Currently, the network is being financially managed by the government and the companies are receiving a flat fee.
Lost profits and franchises
While generally profitable ventures, some train operating companies have had a difficult few years. South Western Railway’s operating company posted a £137m loss for the 2019 financial year, which it blamed on strikes and unreliable infrastructure.
The loss put the franchise at risk, it said.
Abellio ScotRail, which runs Scotland’s services, posted a £10m loss for the 15 months to March 2019.

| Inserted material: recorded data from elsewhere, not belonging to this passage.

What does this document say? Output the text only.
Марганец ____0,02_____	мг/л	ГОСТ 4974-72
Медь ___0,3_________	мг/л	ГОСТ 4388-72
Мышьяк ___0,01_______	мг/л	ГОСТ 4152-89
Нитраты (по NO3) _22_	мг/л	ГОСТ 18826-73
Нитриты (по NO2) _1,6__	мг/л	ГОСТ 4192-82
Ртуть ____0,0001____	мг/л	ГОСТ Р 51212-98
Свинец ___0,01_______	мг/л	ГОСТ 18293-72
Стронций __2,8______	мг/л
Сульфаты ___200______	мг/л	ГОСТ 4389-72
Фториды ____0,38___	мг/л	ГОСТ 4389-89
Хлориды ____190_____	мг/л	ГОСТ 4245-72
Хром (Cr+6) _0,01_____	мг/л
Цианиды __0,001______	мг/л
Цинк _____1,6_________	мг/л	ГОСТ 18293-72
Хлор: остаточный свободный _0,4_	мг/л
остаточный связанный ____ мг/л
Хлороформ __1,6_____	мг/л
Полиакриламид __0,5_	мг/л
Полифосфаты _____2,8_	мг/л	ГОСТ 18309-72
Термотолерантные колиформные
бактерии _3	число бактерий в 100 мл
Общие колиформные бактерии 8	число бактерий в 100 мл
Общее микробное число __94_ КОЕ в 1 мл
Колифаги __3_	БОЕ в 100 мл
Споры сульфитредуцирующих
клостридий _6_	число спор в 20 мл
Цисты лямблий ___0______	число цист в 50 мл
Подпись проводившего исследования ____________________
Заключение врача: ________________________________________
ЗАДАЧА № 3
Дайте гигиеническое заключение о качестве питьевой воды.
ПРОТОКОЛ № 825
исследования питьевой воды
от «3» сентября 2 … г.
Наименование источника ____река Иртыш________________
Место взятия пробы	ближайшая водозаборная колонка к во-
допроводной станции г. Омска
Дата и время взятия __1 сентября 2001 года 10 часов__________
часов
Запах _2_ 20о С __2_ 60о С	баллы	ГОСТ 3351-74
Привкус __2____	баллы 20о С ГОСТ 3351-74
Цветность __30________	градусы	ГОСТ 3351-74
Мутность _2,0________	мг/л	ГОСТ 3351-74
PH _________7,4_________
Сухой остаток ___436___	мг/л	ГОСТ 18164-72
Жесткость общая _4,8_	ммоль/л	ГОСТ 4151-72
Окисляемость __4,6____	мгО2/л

And Northern was stripped of its franchise in January following months of chaos when new timetables were brought in.
Using RPI to manage rail fares has faced criticism for some time. The ONS dumped the measure as a national statistic, favouring consumer price inflation (CPI), which is usually lower.
The UK Statistics Authority recommended in 2019 that the publication of the RPI should be stopped and that, in the meantime, it should use the same data sources used to calculate CPIH, an inflation measure that includes some housing costs.
The UK Statistics Authority and the Treasury are consulting on how to fix RPI.
The ONS monitors the prices of a selection of goods and services commonly bought by British households. In CPI terms, what cost £100 last year should cost £101 today.